Videos are great and give a strong understanding of the concepts, but the programming exercises are underwhelming. I don't particularly feel confident about the hands-on understanding of the concepts after complete the somewhat shallow exercises.

By JiahuiWEI

Mar 14, 2019

Improve the quality of vedio please. there are too much repeats that could be easily avoided, it much worse than the first two courses, not about the centent, but the vedio itself, is your workers seriously correct the probleme of vedio??????

By Deep M

Aug 12, 2020

The course was great but only the first two weeks were sufficient for me as a Mechanical Engineer. I am not really interested in localisation and face recognition. Also, high time that you should update to Tensorflow 2.0 for your exercises.

By Marco K

Feb 17, 2018

What I really liked about the course was the actuality of the paper. However, I would have thought it absolutely necessary to explain the BackProp for CNNs. Also the grader problems in the last assignment force me to subtract two stars.

By Francesco B

Nov 30, 2017

Face recognition notebook has a bug, I passed the grader but the function triplet_loss returned the wrong value in the notebook. Several other people have had this problem despite the fact that the notebook was supposed to be updated.

By A O

May 22, 2020

Assignments do suck.

If model cannot be run locally there is no way to debug it. More test cases that would cover most common mistakes would be quite useful.
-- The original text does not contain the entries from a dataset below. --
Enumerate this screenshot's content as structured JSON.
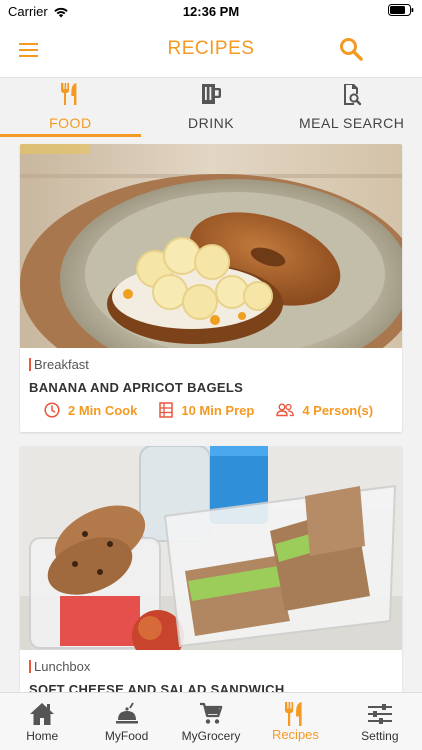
{
  "status_bar": {
    "carrier": "Carrier",
    "time": "12:36 PM"
  },
  "header": {
    "title": "RECIPES",
    "menu_icon": "hamburger-menu-icon",
    "search_icon": "search-icon"
  },
  "tabs": [
    {
      "label": "FOOD",
      "icon": "fork-knife-icon",
      "active": true
    },
    {
      "label": "DRINK",
      "icon": "mug-icon",
      "active": false
    },
    {
      "label": "MEAL SEARCH",
      "icon": "document-search-icon",
      "active": false
    }
  ],
  "recipes": [
    {
      "category": "Breakfast",
      "title": "BANANA AND APRICOT BAGELS",
      "cook": "2 Min Cook",
      "prep": "10 Min Prep",
      "persons": "4 Person(s)"
    },
    {
      "category": "Lunchbox",
      "title": "SOFT CHEESE AND SALAD SANDWICH"
    }
  ],
  "bottom_nav": [
    {
      "label": "Home",
      "icon": "home-icon",
      "active": false
    },
    {
      "label": "MyFood",
      "icon": "serving-dish-icon",
      "active": false
    },
    {
      "label": "MyGrocery",
      "icon": "shopping-cart-icon",
      "active": false
    },
    {
      "label": "Recipes",
      "icon": "fork-knife-icon",
      "active": true
    },
    {
      "label": "Setting",
      "icon": "sliders-icon",
      "active": false
    }
  ],
  "colors": {
    "accent": "#f49a23",
    "category_marker": "#e8573e"
  }
}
Otherwise the only way through is to burry into forum topics for hours.

By Rosario C

Jan 05, 2018

The lectures were messier compared with the previous courses. Lot's of problems with the grading tools. The content of the course is great, so I would recommend it to others, modulo warning the others about being more patient :)

By G C

Mar 25, 2018

Covers interesting material and practical problems, and tries to get the student to implement useful tools, but there is a large disconnect between the understandable theory and frameworks used to implement the solutions.

By Victor P

Nov 29, 2017

Good course, but with the conjunction of the poor quality of the Coursera interface, video quality, the price does not feel like a great bargain. Still I feel confident I can be efficient after following this course.

By Sebastiano B

Oct 21, 2019

Exercises were purposly difficult because of obscure API documentation and quirks (not because the problem itself was difficult). Good school in debugging, I personally disagreed with it (V3 if I remember correctly).

By Rob W

May 14, 2018

Enjoyed the course but the programming assignments weren't well designed I think. They were more about debugging than applying what was learned. I preferred the assignments of the earlier courses of this curricilum

By Denys G

Dec 04, 2017

The production of the course felt rushed, there are numerous clipping issues in the videos and a major bug in one of the assignments. Also, for such a key topic to be covered in only 4 weeks felt very shallow.

By Emanuel S

Jan 22, 2018

Good explanations of the material but bugs in homework assignments and better explanations of tf usages is required for certain assignments. A refresher of tf via an additional assignment would've been nice.

By Daniel M d C

Jan 27, 2018

Good insights on the YOLO algorithm as well as in Siamese networks and triplet loss. Miss some more deeper understanding both in the lectures and the assignments, but I totally recommend the course anyway.

By Ashwin m

Jul 22, 2019

very good topics discussed ,facial recognition and facial verification assignments do not do justice to the complexity involved.practical knowledge gained is less compared to other modules prior to this.